Well, yes. According to Leonard, “Wholegrain rice such as black heirloom rice compared to white rice is definitely superior in nutrients. It contains more of the existing vitamins and minerals but also provides more fibre and some varieties may contain anthocyanins which are antioxidants that can be found in red, purple and black wholegrain rice.”

What about the nutritional differences between whole-grain varieties? The difference there is less stark—only minor differences may be seen in terms of nutrient density. Interestingly, whole-grain rice has a higher calorie count compared to white rice—the upside of consuming brown rice is its low glycemic index. Glycemic index (GI) is the measure of how much a specific food increases your blood sugar levels. The higher the GI, the higher or faster your blood sugar levels will increase. High GI foods are quickly digested in the body while low GI foods may take longer to digest due to fibre content. In this case, a low GI is much better to control blood sugar while keeping you satiated for longer.

Rice as culturally sustaining

So what do Malaysian home cooks think? Judith Loh, a semi-retired childhood educator, said that rice has deep roots to Chinese culture and in Chinese households. For instance, when a child is unwell, they show signs of rejecting rice. And when their appetite for rice returns, it may indicate recovery.

Mary Easaw, a retired dietitian from the National Heart Institute and currently working as a senior lecturer in International Medical University, said: “In Indian culture, when it is asked if you have eaten, we’re referring to rice.” For both Judith and Mary, rice is a part of every meal, the varying factor only whether the rice is steamed, fried or made into porridge.

Neither of them would mind paying a few extra ringgit for a pack of wholegrain rice such as brown rice. Judith said: “Brown rice is not very commonly eaten in Chinese families but since I’m older, I look into the benefits of rice and its effects on me.”

A rice field in Ba'kelalan, Sarawak
A rice field in Ba’kelalan, Sarawak.

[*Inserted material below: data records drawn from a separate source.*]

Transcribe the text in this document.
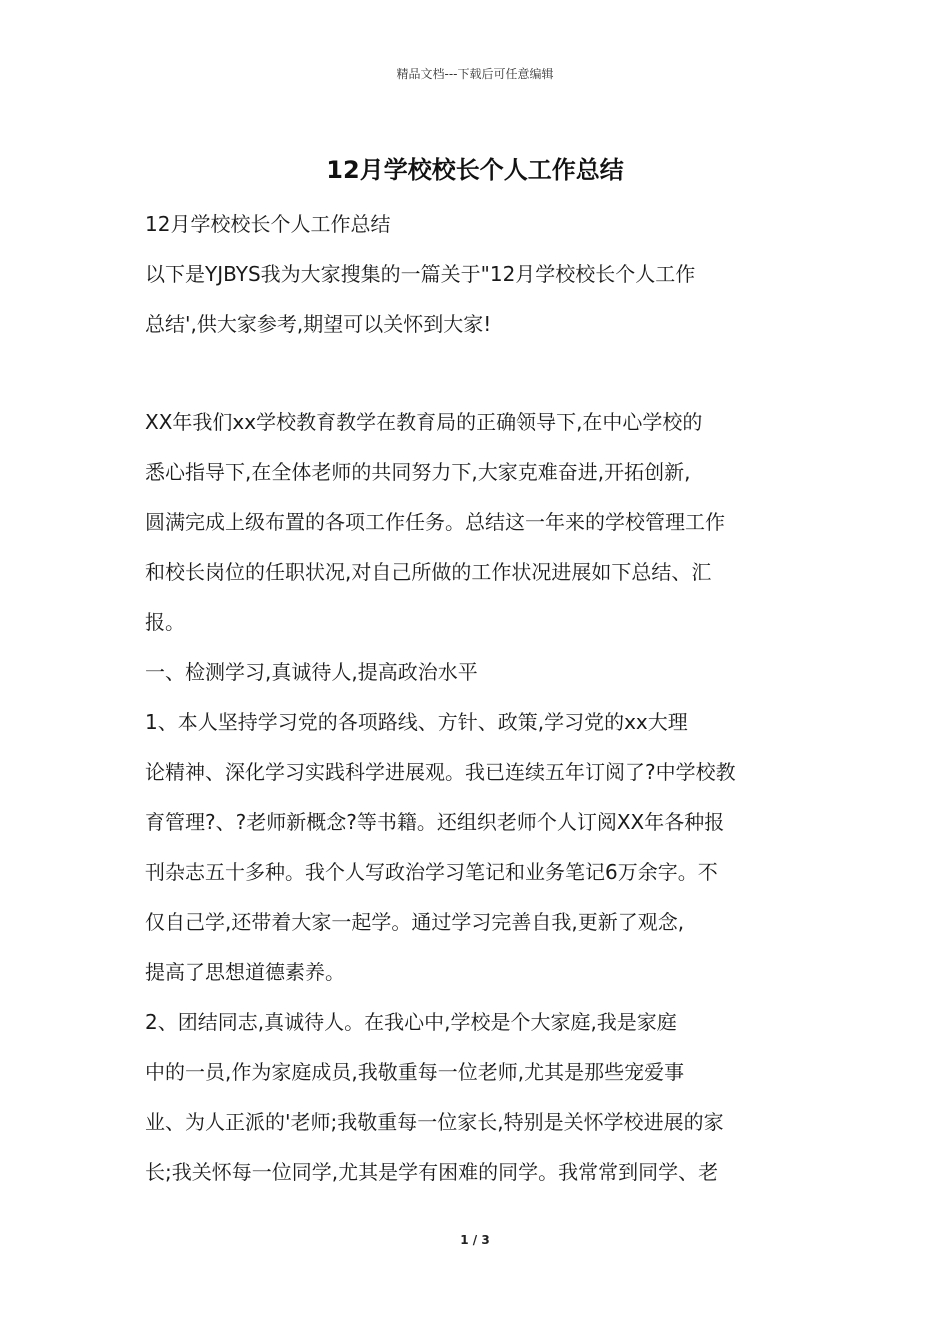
精品文档---下载后可任意编辑
12月学校校长个人工作总结
12月学校校长个人工作总结
以下是YJBYS我为大家搜集的一篇关于"12月学校校长个人工作
总结',供大家参考,期望可以关怀到大家!
XX年我们xx学校教育教学在教育局的正确领导下,在中心学校的
悉心指导下,在全体老师的共同努力下,大家克难奋进,开拓创新,
圆满完成上级布置的各项工作任务。总结这一年来的学校管理工作
和校长岗位的任职状况,对自己所做的工作状况进展如下总结、汇
报。
一、检测学习,真诚待人,提高政治水平
1、本人坚持学习党的各项路线、方针、政策,学习党的xx大理
论精神、深化学习实践科学进展观。我已连续五年订阅了?中学校教
育管理?、?老师新概念?等书籍。还组织老师个人订阅XX年各种报
刊杂志五十多种。我个人写政治学习笔记和业务笔记6万余字。不
仅自己学,还带着大家一起学。通过学习完善自我,更新了观念,
提高了思想道德素养。
2、团结同志,真诚待人。在我心中,学校是个大家庭,我是家庭
中的一员,作为家庭成员,我敬重每一位老师,尤其是那些宠爱事
业、为人正派的'老师;我敬重每一位家长,特别是关怀学校进展的家
长;我关怀每一位同学,尤其是学有困难的同学。我常常到同学、老
1 / 3
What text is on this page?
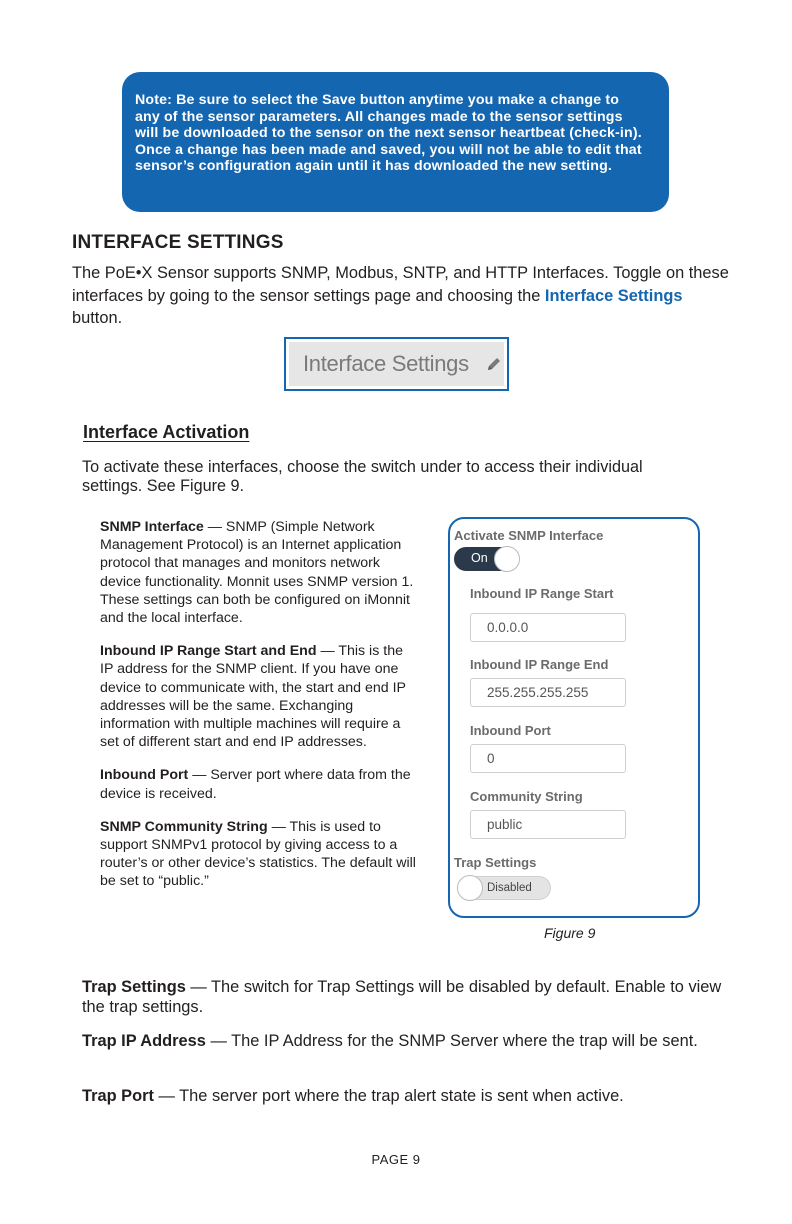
Note: Be sure to select the Save button anytime you make a change to any of the sensor parameters. All changes made to the sensor settings will be downloaded to the sensor on the next sensor heartbeat (check-in). Once a change has been made and saved, you will not be able to edit that sensor’s configuration again until it has downloaded the new setting.
INTERFACE SETTINGS
The PoE•X Sensor supports SNMP, Modbus, SNTP, and HTTP Interfaces. Toggle on these interfaces by going to the sensor settings page and choosing the Interface Settings button.
Interface Settings
Interface Activation
To activate these interfaces, choose the switch under to access their individual settings. See Figure 9.

SNMP Interface — SNMP (Simple Network Management Protocol) is an Internet application protocol that manages and monitors network device functionality. Monnit uses SNMP version 1. These settings can both be configured on iMonnit and the local interface.

Inbound IP Range Start and End — This is the IP address for the SNMP client. If you have one device to communicate with, the start and end IP addresses will be the same. Exchanging information with multiple machines will require a set of different start and end IP addresses.

Inbound Port — Server port where data from the device is received.

SNMP Community String — This is used to support SNMPv1 protocol by giving access to a router’s or other device’s statistics. The default will be set to “public.”

Activate SNMP Interface
On
Inbound IP Range Start
0.0.0.0
Inbound IP Range End
255.255.255.255
Inbound Port
0
Community String
public
Trap Settings
Disabled
Figure 9

Trap Settings — The switch for Trap Settings will be disabled by default. Enable to view the trap settings.

Trap IP Address — The IP Address for the SNMP Server where the trap will be sent.

Trap Port — The server port where the trap alert state is sent when active.

PAGE 9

Photo: Michelle Yip

Hajar Haslina, a retired secondary school teacher, keeps approximately seven types of rice in her pantry, all varying in texture and size and some that are specific for dishes such as nasi dagang. To her, various types of rice is a necessity in her home and is always factored into her monthly expenditure.

For these women, the value of rice stems from it being a staple starch as well as the nourishment and potential benefits it provides. “There is no need to cut down on rice,” says Mary, “only the need to educate people on how to eat it and understand its benefits.” Hajar added, “We don’t need to revolutionise food that nature has provided, we only need to revolutionise the way we consume it.”

We come back to the question of whether rice is really bad for you. The answer is no, it provides energy, sustenance and most importantly it’s a beloved staple to the everyday Malaysian. What can be bad for you is the uncontrolled consumption of rice, just like any good thing that’s taken to an extreme. It is our duty to understand and educate ourselves on how to manage our portion so we can enjoy eating longer.

***

Tunku Muhammad Tunku Farahat is a student of Dietetics with Nutrition at International Medical University with an interest in fermentation. He is also an abstract artist and writer.